2024-11-03 perl Photo Path::Class hash Dictionary

This is mostly a reminder that perl hashes are pretty flexible and can easily handle large keys. In the case below I needed to find renamed photos. As I explained before, I use date-based naming scheme for my photos. After our last vacation in Corsica, my wife selected photos before I renamed them, so I needed to find photos from her folder in my renamed photos.

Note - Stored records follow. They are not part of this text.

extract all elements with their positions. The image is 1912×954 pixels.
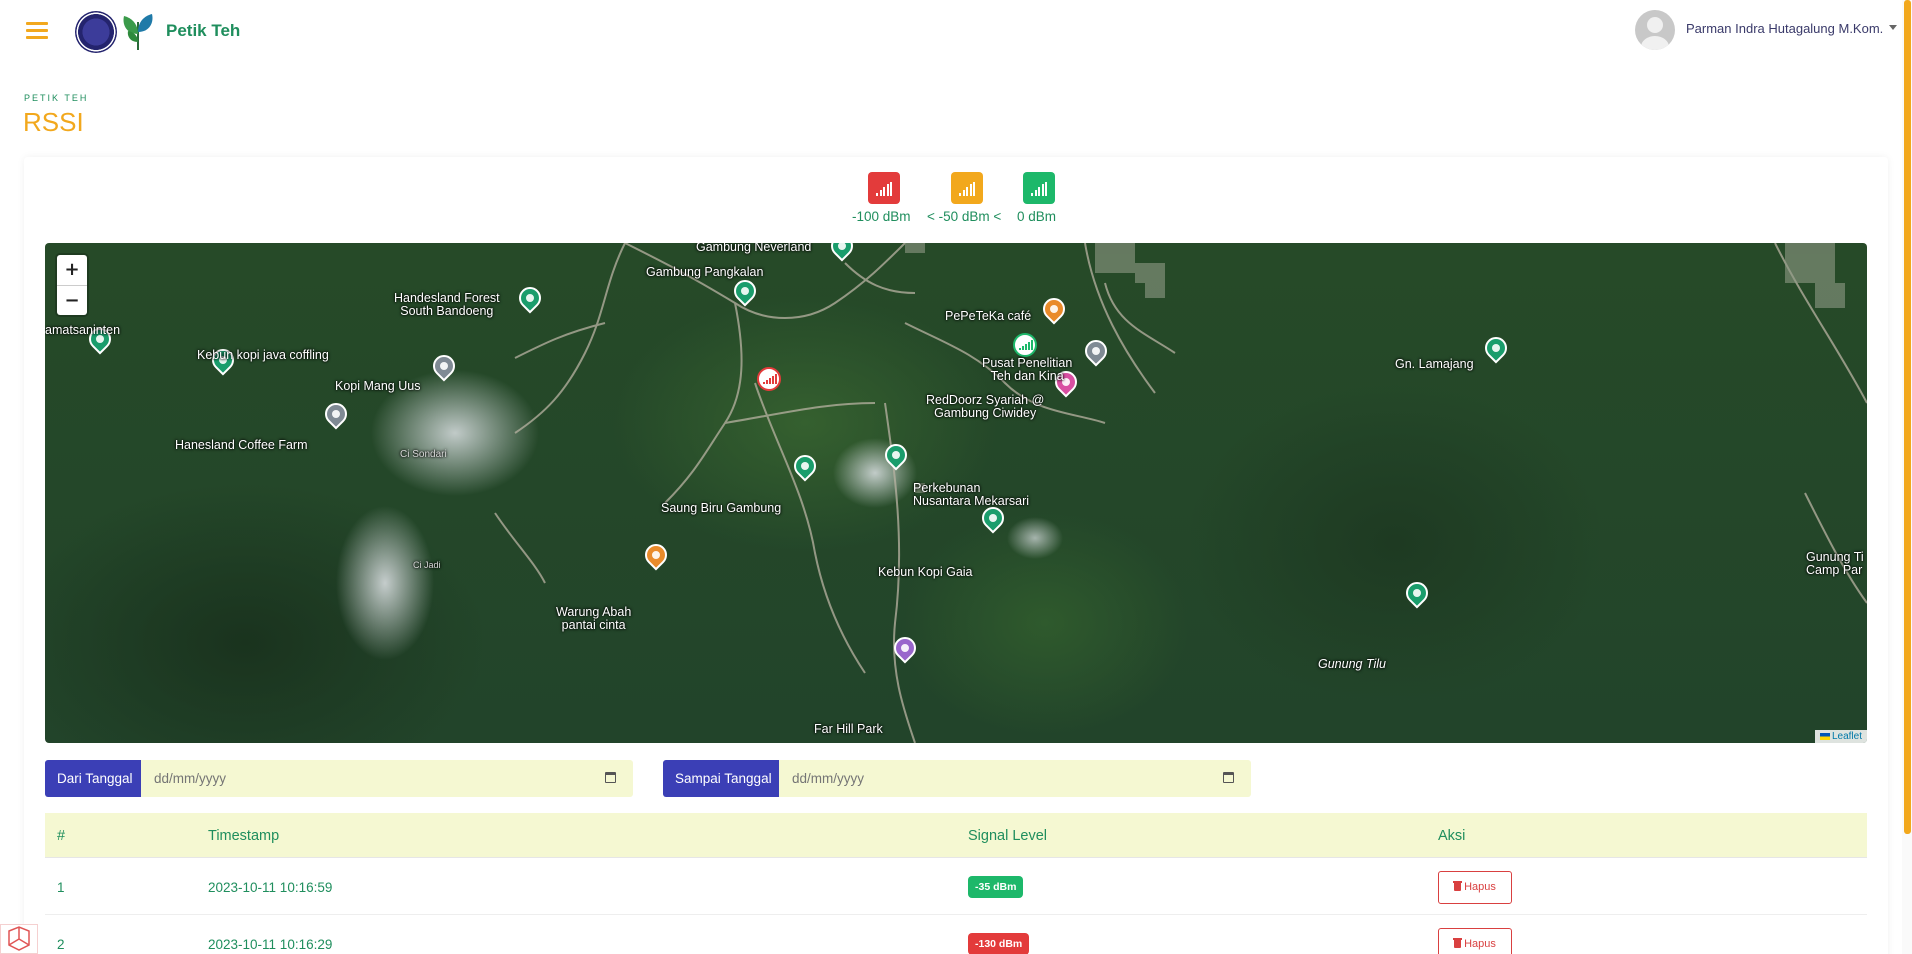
user-avatar[interactable] (1635, 10, 1675, 50)
row-number: 2 (57, 937, 65, 952)
delete-button[interactable]: Hapus (1438, 871, 1512, 904)
date-from-input[interactable] (141, 760, 633, 797)
map-label: Perkebunan Nusantara Mekarsari (913, 481, 1030, 508)
map-label: Gunung Tilu (1318, 657, 1386, 671)
menu-toggle-icon[interactable] (26, 22, 48, 39)
date-to-label: Sampai Tanggal (663, 760, 784, 797)
signal-level-badge: -35 dBm (968, 876, 1024, 898)
breadcrumb: PETIK TEH (24, 93, 89, 103)
framework-logo-icon[interactable] (0, 924, 38, 954)
page-scrollbar[interactable] (1902, 0, 1912, 954)
page-title: RSSI (23, 107, 84, 137)
zoom-controls: + − (57, 255, 87, 315)
university-seal-logo (75, 11, 117, 53)
legend-label-medium: < -50 dBm < (927, 209, 1002, 224)
calendar-icon[interactable] (1223, 772, 1234, 783)
map-label: Gn. Lamajang (1395, 357, 1474, 371)
column-header-aksi[interactable]: Aksi (1438, 828, 1465, 844)
date-to-group: Sampai Tanggal (663, 760, 1251, 797)
ukraine-flag-icon (1819, 733, 1830, 740)
column-header-signal-level[interactable]: Signal Level (968, 828, 1047, 844)
user-name[interactable]: Parman Indra Hutagalung M.Kom. (1686, 21, 1883, 36)
zoom-out-button[interactable]: − (57, 285, 87, 315)
date-from-group: Dari Tanggal (45, 760, 633, 797)
column-header-number[interactable]: # (57, 828, 65, 844)
satellite-map[interactable]: + − Gambung Neverland Gambung Pangkalan … (45, 243, 1867, 743)
signal-level-badge: -130 dBm (968, 933, 1030, 954)
map-label: Kopi Mang Uus (335, 379, 421, 393)
map-label: Kebun Kopi Gaia (878, 565, 973, 579)
map-label: PePeTeKa café (945, 309, 1032, 323)
row-number: 1 (57, 880, 65, 895)
legend-medium-signal-icon (951, 172, 983, 204)
map-label: Ci Sondari (400, 449, 447, 460)
table-header: # Timestamp Signal Level Aksi (45, 813, 1867, 858)
map-label: Gambung Neverland (696, 243, 812, 254)
calendar-icon[interactable] (605, 772, 616, 783)
trash-icon (1453, 938, 1463, 948)
user-menu-caret-icon[interactable] (1889, 25, 1897, 30)
map-label: Hanesland Coffee Farm (175, 438, 308, 452)
app-name[interactable]: Petik Teh (166, 21, 240, 41)
legend-label-weak: -100 dBm (852, 209, 911, 224)
map-label: amatsaninten (45, 323, 121, 337)
top-navbar: Petik Teh Parman Indra Hutagalung M.Kom. (0, 0, 1912, 62)
map-label: Handesland Forest South Bandoeng (394, 291, 500, 318)
signal-marker-strong-icon[interactable] (1013, 333, 1037, 357)
map-label: Kebun kopi java coffling (197, 348, 329, 362)
date-from-label: Dari Tanggal (45, 760, 145, 797)
table-row: 2 2023-10-11 10:16:29 -130 dBm Hapus (45, 915, 1867, 954)
legend-label-strong: 0 dBm (1017, 209, 1057, 224)
map-label: Warung Abah pantai cinta (556, 605, 632, 632)
table-row: 1 2023-10-11 10:16:59 -35 dBm Hapus (45, 858, 1867, 915)
delete-button[interactable]: Hapus (1438, 928, 1512, 954)
tea-leaf-logo (123, 14, 153, 50)
trash-icon (1453, 881, 1463, 891)
map-label: Saung Biru Gambung (661, 501, 782, 515)
map-label: Far Hill Park (814, 722, 883, 736)
row-timestamp: 2023-10-11 10:16:59 (208, 880, 333, 895)
map-attribution[interactable]: Leaflet (1814, 730, 1867, 743)
row-timestamp: 2023-10-11 10:16:29 (208, 937, 333, 952)
scrollbar-thumb[interactable] (1904, 0, 1911, 834)
map-label: Pusat Penelitian Teh dan Kina (982, 356, 1073, 383)
map-label: Gunung Ti Camp Par (1806, 550, 1864, 577)
signal-marker-weak-icon[interactable] (757, 367, 781, 391)
map-label: Gambung Pangkalan (646, 265, 764, 279)
map-label: RedDoorz Syariah @ Gambung Ciwidey (926, 393, 1045, 420)
map-label: Ci Jadi (413, 560, 441, 570)
legend-weak-signal-icon (868, 172, 900, 204)
zoom-in-button[interactable]: + (57, 255, 87, 285)
legend-strong-signal-icon (1023, 172, 1055, 204)
column-header-timestamp[interactable]: Timestamp (208, 828, 279, 844)
date-to-input[interactable] (779, 760, 1251, 797)
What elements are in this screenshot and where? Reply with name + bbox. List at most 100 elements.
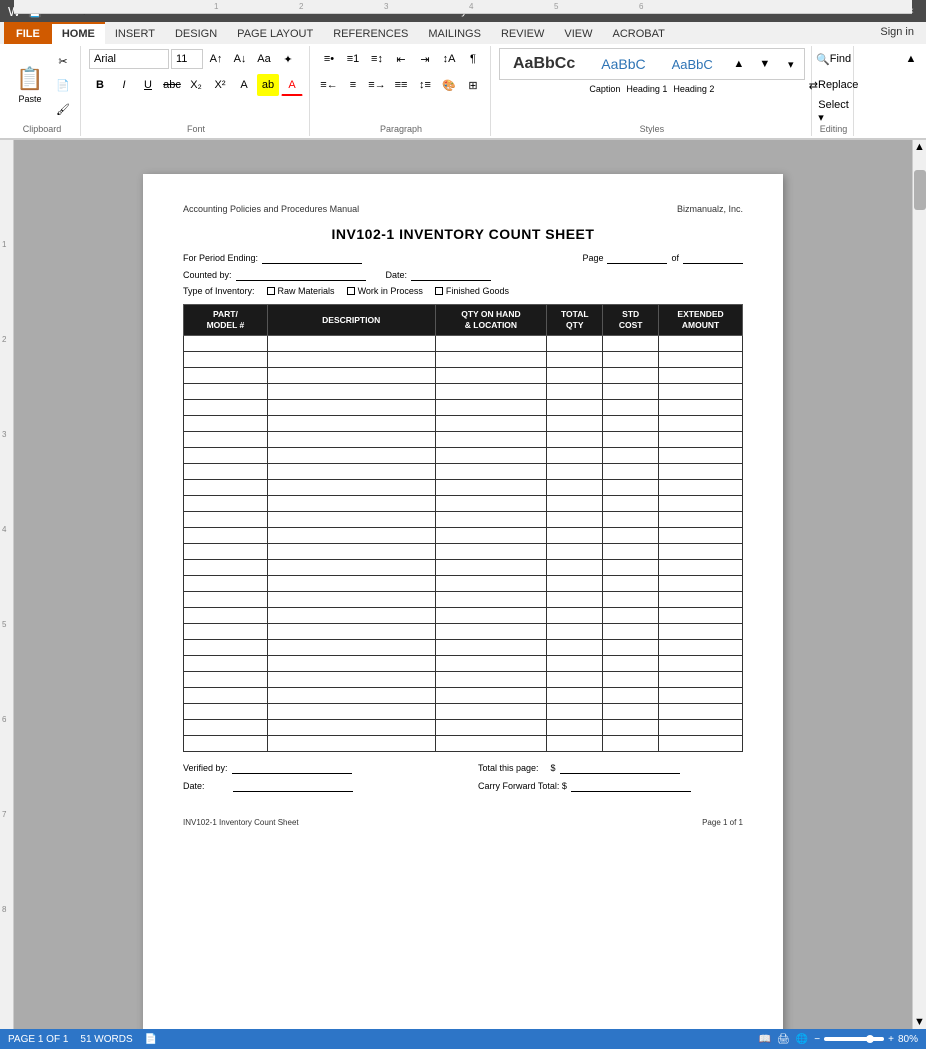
show-paragraph-button[interactable]: ¶ bbox=[462, 48, 484, 70]
table-cell[interactable] bbox=[435, 736, 547, 752]
table-cell[interactable] bbox=[267, 672, 435, 688]
table-cell[interactable] bbox=[659, 704, 743, 720]
table-cell[interactable] bbox=[603, 384, 659, 400]
justify-button[interactable]: ≡≡ bbox=[390, 74, 412, 96]
table-cell[interactable] bbox=[547, 704, 603, 720]
table-cell[interactable] bbox=[659, 384, 743, 400]
table-cell[interactable] bbox=[435, 528, 547, 544]
table-cell[interactable] bbox=[659, 528, 743, 544]
table-cell[interactable] bbox=[659, 672, 743, 688]
table-cell[interactable] bbox=[547, 400, 603, 416]
table-cell[interactable] bbox=[267, 496, 435, 512]
table-cell[interactable] bbox=[603, 400, 659, 416]
table-cell[interactable] bbox=[267, 640, 435, 656]
table-cell[interactable] bbox=[267, 432, 435, 448]
align-right-button[interactable]: ≡→ bbox=[366, 74, 388, 96]
table-cell[interactable] bbox=[603, 576, 659, 592]
change-case-button[interactable]: Aa bbox=[253, 48, 275, 70]
styles-scroll-down[interactable]: ▼ bbox=[754, 53, 776, 75]
raw-materials-checkbox[interactable] bbox=[267, 287, 275, 295]
table-cell[interactable] bbox=[603, 608, 659, 624]
table-cell[interactable] bbox=[435, 432, 547, 448]
replace-button[interactable]: ⇄ Replace bbox=[823, 74, 845, 96]
verified-by-input[interactable] bbox=[232, 762, 352, 774]
format-painter-button[interactable]: 🖌 bbox=[52, 98, 74, 120]
table-cell[interactable] bbox=[603, 624, 659, 640]
table-cell[interactable] bbox=[184, 672, 268, 688]
view-web-icon[interactable]: 🌐 bbox=[796, 1034, 808, 1045]
table-cell[interactable] bbox=[184, 592, 268, 608]
zoom-out-button[interactable]: − bbox=[814, 1034, 820, 1045]
table-cell[interactable] bbox=[603, 736, 659, 752]
table-cell[interactable] bbox=[184, 368, 268, 384]
document-scroll-area[interactable]: 1 2 3 4 5 6 Accounting Policies and Proc… bbox=[14, 140, 912, 1029]
borders-button[interactable]: ⊞ bbox=[462, 74, 484, 96]
shading-button[interactable]: 🎨 bbox=[438, 74, 460, 96]
table-cell[interactable] bbox=[547, 416, 603, 432]
tab-acrobat[interactable]: ACROBAT bbox=[602, 22, 674, 44]
styles-expand[interactable]: ▾ bbox=[780, 53, 802, 75]
table-cell[interactable] bbox=[435, 544, 547, 560]
tab-home[interactable]: HOME bbox=[52, 22, 105, 44]
table-cell[interactable] bbox=[435, 640, 547, 656]
table-cell[interactable] bbox=[435, 464, 547, 480]
table-cell[interactable] bbox=[547, 656, 603, 672]
table-cell[interactable] bbox=[267, 576, 435, 592]
text-effects-button[interactable]: A bbox=[233, 74, 255, 96]
table-cell[interactable] bbox=[603, 704, 659, 720]
date-input[interactable] bbox=[411, 269, 491, 281]
table-cell[interactable] bbox=[603, 448, 659, 464]
tab-references[interactable]: REFERENCES bbox=[323, 22, 418, 44]
tab-insert[interactable]: INSERT bbox=[105, 22, 165, 44]
table-cell[interactable] bbox=[659, 368, 743, 384]
font-name-input[interactable] bbox=[89, 49, 169, 69]
style-aabbcc[interactable]: AaBbCc bbox=[502, 51, 586, 77]
table-cell[interactable] bbox=[184, 608, 268, 624]
table-cell[interactable] bbox=[659, 656, 743, 672]
table-cell[interactable] bbox=[435, 656, 547, 672]
table-cell[interactable] bbox=[435, 688, 547, 704]
table-cell[interactable] bbox=[435, 720, 547, 736]
select-button[interactable]: Select ▾ bbox=[823, 100, 845, 122]
date2-input[interactable] bbox=[233, 780, 353, 792]
table-cell[interactable] bbox=[603, 432, 659, 448]
table-cell[interactable] bbox=[184, 656, 268, 672]
table-cell[interactable] bbox=[659, 464, 743, 480]
table-cell[interactable] bbox=[267, 560, 435, 576]
table-cell[interactable] bbox=[267, 720, 435, 736]
table-cell[interactable] bbox=[267, 592, 435, 608]
table-cell[interactable] bbox=[267, 704, 435, 720]
table-cell[interactable] bbox=[184, 560, 268, 576]
table-cell[interactable] bbox=[267, 528, 435, 544]
carry-forward-input[interactable] bbox=[571, 780, 691, 792]
table-cell[interactable] bbox=[435, 384, 547, 400]
table-cell[interactable] bbox=[659, 496, 743, 512]
multilevel-list-button[interactable]: ≡↕ bbox=[366, 48, 388, 70]
table-cell[interactable] bbox=[184, 512, 268, 528]
table-cell[interactable] bbox=[603, 528, 659, 544]
bold-button[interactable]: B bbox=[89, 74, 111, 96]
table-cell[interactable] bbox=[603, 656, 659, 672]
tab-page-layout[interactable]: PAGE LAYOUT bbox=[227, 22, 323, 44]
table-cell[interactable] bbox=[547, 432, 603, 448]
tab-file[interactable]: FILE bbox=[4, 22, 52, 44]
table-cell[interactable] bbox=[547, 688, 603, 704]
table-cell[interactable] bbox=[267, 400, 435, 416]
numbering-button[interactable]: ≡1 bbox=[342, 48, 364, 70]
table-cell[interactable] bbox=[603, 464, 659, 480]
table-cell[interactable] bbox=[659, 544, 743, 560]
table-cell[interactable] bbox=[267, 688, 435, 704]
table-cell[interactable] bbox=[184, 720, 268, 736]
page-total-input[interactable] bbox=[683, 252, 743, 264]
table-cell[interactable] bbox=[184, 736, 268, 752]
ribbon-collapse-button[interactable]: ▲ bbox=[900, 48, 922, 70]
table-cell[interactable] bbox=[435, 624, 547, 640]
table-cell[interactable] bbox=[184, 496, 268, 512]
align-left-button[interactable]: ≡← bbox=[318, 74, 340, 96]
table-cell[interactable] bbox=[267, 368, 435, 384]
paste-button[interactable]: 📋Paste bbox=[10, 60, 50, 110]
table-cell[interactable] bbox=[435, 448, 547, 464]
table-cell[interactable] bbox=[659, 624, 743, 640]
table-cell[interactable] bbox=[659, 640, 743, 656]
table-cell[interactable] bbox=[547, 624, 603, 640]
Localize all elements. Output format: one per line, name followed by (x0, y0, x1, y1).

First I created signatures based on the content of each photo (about 10MB per file) and stored them in a hash:

use Path::Class qw(file dir);

my %signatures = map { scalar file($_)->slurp() => $_ } <*.jpg>;
warn "Signatures loaded for ", scalar @files, " files\n";

With the signatures in place, it was easy to list all files with matching content:

my $find_in = 'c:\\Photos\\2024\\240807 - Corsica';

my %reported = ();
for my $target (dir($find_in)->children) {
    next unless -f $target;       # check only files
    my $found = $signatures{ $target->slurp() };
    if(defined $found) {
        warn $target, "\n";
        $reported{ $found } = 1;
    }
}

This will report all renamed files that were found in her selection. You’ll notice I track found files in a hash to cross-check for any missing items. This helped me validate my script, as ideally, every file should be accounted for. Here is a code to report them:

for my $item (sort values %signatures) {
    next if $reported{ $item };
    warn "Not found $item\n";
}

This solution saved me the effort of manually sorting through over 1,000 files to match those I already had.